Museum in Savannah, Georgia

The Ralph Mark Gilbert Civil Rights Museum is a museum in Savannah, Georgia, United States. named after Ralph Mark Gilbert, who served as pastor of the First African Baptist Church from 1939 to 1956 and led the Savannah chapter of the NAACP starting in the 1940s. The museum documents the civil rights experiences of Savannah and Georgia's African American community. Its three floors contain photographic records, interactive displays, a recreation of the Azalea Room at Levy's Department Store, a lunch counter, a fiber-optic map of historic events and sites, and exhibits focused on the NAACP and Laurel Grove South Cemetery.

==History==
The museum was established in 1996. Funding came from a local sales tax in Chatham County, and the local Association for the Study of African American Life and History assumed operation, with W. W. Law as its then president. The museum occupies a building constructed in 1914, originally used as an African American bank and later as the NAACP Savannah chapter headquarters. The museum documents the civil rights history of Savannah and Georgia, with exhibits on local activism, key figures, and significant events related to the civil rights movement.

==Exhibits and layout==
The museum spans three floors with exhibits highlighting the local civil rights movement. The first floor features historic photographs, a bronze bust of Ralph Mark Gilbert, and a recreation of the Azalea Room from Levy's Department Store, where Black customers could shop but not dine. There is also an NAACP organization exhibit and a fiber-optic map showing eighty-seven civil rights sites and events in Savannah.

The mezzanine contains a theater designed like an African American church sanctuary, where leaders reflect on the city's civil rights history. The second floor includes lecture halls, classrooms, a computer room, a video and reading room, and a collection of African American children's books. Exhibits document key protests, voter registration efforts, and local civil rights leaders, providing visitors with educational resources on Savannah's civil rights struggles.

==Eloria S. Gilbert Archives==
The archives was created to house the papers of Reverend Dr. Ralph Mark Gilbert. The collection arrived at the museum on July 8, 2020, donated by Eloria S. Gilbert, Reverend Gilbert's widow. The archives include hundreds of typewritten sermons delivered by Gilbert as pastor of the First African Baptist Church, scripts of passion plays written and performed in Savannah, and documents related to his work with the NAACP at local and state levels.

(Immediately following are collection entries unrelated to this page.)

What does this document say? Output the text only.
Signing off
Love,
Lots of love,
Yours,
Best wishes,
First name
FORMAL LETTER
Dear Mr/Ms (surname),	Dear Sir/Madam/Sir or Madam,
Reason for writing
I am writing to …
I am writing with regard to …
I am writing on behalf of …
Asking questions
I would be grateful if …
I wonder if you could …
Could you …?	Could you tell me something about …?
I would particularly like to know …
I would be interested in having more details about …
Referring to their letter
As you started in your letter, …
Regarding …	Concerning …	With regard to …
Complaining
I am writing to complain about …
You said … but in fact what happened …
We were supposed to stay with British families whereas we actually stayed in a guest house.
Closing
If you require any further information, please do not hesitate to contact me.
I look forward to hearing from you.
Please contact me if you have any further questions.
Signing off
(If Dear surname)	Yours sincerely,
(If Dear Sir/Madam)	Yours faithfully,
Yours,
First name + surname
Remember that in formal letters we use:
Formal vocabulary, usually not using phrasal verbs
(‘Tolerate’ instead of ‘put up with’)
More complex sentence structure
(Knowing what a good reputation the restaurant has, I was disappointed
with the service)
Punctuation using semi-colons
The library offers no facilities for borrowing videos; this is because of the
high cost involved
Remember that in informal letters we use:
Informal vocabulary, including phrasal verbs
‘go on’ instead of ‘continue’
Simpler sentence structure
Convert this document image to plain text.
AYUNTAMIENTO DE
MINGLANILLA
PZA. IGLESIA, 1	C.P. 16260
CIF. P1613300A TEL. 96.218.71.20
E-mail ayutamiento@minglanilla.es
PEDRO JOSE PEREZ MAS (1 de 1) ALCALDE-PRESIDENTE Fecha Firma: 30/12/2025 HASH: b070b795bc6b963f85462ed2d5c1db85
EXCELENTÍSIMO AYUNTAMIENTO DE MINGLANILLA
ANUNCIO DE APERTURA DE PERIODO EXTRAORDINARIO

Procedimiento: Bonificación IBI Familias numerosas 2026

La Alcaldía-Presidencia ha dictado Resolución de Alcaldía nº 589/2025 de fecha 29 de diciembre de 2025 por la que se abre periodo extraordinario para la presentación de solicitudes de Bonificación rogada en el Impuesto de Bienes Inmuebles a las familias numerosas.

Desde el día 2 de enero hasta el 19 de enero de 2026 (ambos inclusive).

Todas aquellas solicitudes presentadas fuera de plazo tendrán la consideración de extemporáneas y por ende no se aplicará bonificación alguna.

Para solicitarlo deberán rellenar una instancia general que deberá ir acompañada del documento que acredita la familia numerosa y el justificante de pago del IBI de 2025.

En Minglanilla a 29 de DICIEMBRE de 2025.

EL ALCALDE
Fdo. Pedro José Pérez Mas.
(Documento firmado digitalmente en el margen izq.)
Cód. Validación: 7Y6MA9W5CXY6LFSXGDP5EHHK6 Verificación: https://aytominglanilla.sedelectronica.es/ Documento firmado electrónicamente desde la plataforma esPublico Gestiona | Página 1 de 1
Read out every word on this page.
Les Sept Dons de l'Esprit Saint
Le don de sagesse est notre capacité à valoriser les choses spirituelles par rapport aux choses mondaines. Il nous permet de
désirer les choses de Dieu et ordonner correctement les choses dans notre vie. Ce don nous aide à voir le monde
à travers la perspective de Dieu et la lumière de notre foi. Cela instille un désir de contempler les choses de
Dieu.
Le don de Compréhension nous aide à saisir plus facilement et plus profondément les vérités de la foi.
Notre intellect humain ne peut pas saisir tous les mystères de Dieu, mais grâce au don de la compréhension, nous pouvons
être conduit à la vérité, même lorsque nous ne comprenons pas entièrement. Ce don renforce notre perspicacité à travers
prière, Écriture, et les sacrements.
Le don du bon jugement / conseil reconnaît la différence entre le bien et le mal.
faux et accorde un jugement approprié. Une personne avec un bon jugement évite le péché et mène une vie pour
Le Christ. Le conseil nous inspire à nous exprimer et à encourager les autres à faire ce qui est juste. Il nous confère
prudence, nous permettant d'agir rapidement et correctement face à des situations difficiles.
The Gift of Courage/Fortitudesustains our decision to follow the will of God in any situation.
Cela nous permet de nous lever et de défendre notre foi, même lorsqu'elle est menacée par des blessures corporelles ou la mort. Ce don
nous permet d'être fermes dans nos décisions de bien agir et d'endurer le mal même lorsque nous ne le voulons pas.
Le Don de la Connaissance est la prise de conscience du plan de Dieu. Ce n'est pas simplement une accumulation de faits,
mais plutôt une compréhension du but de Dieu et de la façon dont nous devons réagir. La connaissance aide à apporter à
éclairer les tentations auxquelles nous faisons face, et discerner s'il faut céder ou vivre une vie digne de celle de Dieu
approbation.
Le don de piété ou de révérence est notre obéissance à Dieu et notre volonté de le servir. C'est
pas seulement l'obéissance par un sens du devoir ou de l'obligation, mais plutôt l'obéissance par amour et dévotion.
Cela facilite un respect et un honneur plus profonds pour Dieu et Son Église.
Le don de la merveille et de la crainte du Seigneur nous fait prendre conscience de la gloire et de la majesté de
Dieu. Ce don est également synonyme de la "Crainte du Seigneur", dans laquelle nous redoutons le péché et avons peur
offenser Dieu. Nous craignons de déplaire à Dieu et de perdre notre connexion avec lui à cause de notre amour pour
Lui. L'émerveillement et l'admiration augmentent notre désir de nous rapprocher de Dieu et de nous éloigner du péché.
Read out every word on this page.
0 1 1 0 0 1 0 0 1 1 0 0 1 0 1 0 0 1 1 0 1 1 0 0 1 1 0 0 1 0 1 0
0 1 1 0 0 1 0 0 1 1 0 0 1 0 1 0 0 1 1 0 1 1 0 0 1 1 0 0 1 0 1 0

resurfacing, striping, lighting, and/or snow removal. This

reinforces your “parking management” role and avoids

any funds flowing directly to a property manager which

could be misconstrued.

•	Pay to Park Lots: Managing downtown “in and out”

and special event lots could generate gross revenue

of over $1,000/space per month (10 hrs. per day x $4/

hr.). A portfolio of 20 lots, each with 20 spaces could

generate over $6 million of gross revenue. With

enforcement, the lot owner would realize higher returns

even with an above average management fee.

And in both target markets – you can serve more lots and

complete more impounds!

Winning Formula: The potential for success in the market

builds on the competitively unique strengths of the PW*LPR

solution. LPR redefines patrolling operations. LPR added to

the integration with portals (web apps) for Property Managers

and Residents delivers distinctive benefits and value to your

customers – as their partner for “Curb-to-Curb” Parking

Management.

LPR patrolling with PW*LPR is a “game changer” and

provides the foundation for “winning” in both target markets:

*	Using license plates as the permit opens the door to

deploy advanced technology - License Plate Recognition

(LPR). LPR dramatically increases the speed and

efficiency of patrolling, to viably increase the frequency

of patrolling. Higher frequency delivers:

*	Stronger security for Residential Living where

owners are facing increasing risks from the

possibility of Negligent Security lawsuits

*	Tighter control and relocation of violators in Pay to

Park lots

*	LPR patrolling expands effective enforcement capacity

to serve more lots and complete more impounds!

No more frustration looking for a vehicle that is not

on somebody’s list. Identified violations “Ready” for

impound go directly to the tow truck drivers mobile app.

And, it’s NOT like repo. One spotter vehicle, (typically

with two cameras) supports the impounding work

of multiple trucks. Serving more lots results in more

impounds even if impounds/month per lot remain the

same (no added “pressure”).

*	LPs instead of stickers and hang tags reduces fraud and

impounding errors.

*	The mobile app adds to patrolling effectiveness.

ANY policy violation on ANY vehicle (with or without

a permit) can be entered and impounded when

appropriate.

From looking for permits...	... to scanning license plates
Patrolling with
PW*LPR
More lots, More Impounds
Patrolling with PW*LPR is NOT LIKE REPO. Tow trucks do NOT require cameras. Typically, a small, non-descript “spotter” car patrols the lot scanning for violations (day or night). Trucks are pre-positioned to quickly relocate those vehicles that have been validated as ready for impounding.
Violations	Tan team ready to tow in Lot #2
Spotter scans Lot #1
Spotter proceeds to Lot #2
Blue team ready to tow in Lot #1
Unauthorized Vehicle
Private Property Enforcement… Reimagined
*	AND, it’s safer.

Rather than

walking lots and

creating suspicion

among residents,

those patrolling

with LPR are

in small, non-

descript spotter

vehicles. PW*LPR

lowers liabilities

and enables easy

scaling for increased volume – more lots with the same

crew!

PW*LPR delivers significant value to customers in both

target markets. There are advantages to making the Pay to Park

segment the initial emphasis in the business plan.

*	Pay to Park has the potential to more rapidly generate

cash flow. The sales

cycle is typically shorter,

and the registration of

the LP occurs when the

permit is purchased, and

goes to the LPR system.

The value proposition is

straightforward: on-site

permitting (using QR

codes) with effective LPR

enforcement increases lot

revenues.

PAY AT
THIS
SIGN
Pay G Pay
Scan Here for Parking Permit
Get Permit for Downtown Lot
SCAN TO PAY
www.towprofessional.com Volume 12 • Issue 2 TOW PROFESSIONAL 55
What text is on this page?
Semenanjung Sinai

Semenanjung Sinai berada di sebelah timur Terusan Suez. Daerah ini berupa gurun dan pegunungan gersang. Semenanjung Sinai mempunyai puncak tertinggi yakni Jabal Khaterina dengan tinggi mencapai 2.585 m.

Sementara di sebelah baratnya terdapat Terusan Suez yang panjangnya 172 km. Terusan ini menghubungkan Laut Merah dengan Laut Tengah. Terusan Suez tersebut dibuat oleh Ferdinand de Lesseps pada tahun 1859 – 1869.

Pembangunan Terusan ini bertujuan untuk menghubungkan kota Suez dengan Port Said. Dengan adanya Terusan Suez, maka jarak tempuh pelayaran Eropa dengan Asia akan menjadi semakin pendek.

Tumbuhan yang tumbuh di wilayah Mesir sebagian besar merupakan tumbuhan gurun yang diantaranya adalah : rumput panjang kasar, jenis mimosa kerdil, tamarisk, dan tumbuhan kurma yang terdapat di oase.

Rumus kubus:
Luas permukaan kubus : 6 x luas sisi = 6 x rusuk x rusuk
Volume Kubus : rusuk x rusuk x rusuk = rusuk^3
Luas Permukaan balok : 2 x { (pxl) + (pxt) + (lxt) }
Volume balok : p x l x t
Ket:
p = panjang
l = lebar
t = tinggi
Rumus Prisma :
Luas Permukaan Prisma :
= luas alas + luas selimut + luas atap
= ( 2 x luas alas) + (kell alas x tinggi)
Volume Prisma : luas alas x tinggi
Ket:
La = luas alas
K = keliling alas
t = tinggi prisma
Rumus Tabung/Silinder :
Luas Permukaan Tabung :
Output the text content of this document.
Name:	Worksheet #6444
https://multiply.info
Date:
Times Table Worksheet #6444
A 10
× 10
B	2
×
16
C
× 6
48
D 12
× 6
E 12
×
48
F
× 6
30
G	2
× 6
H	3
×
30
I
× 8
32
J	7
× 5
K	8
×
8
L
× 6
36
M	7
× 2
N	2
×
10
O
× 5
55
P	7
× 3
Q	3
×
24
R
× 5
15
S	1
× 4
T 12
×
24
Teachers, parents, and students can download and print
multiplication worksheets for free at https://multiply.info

In the 1940s, while Reverend Gilbert led the local and state NAACP chapters, Mrs. Gilbert worked to establish other chapters across Georgia. She also served as an NAACP field representative and lecturer in more than 25 cities. After Reverend Gilbert died in 1956, Mrs. Gilbert maintained the archive of his writings and donated them to the museum bearing his name in 2020. The museum plans to add Eloria S. Gilbert's papers to the collection in the future.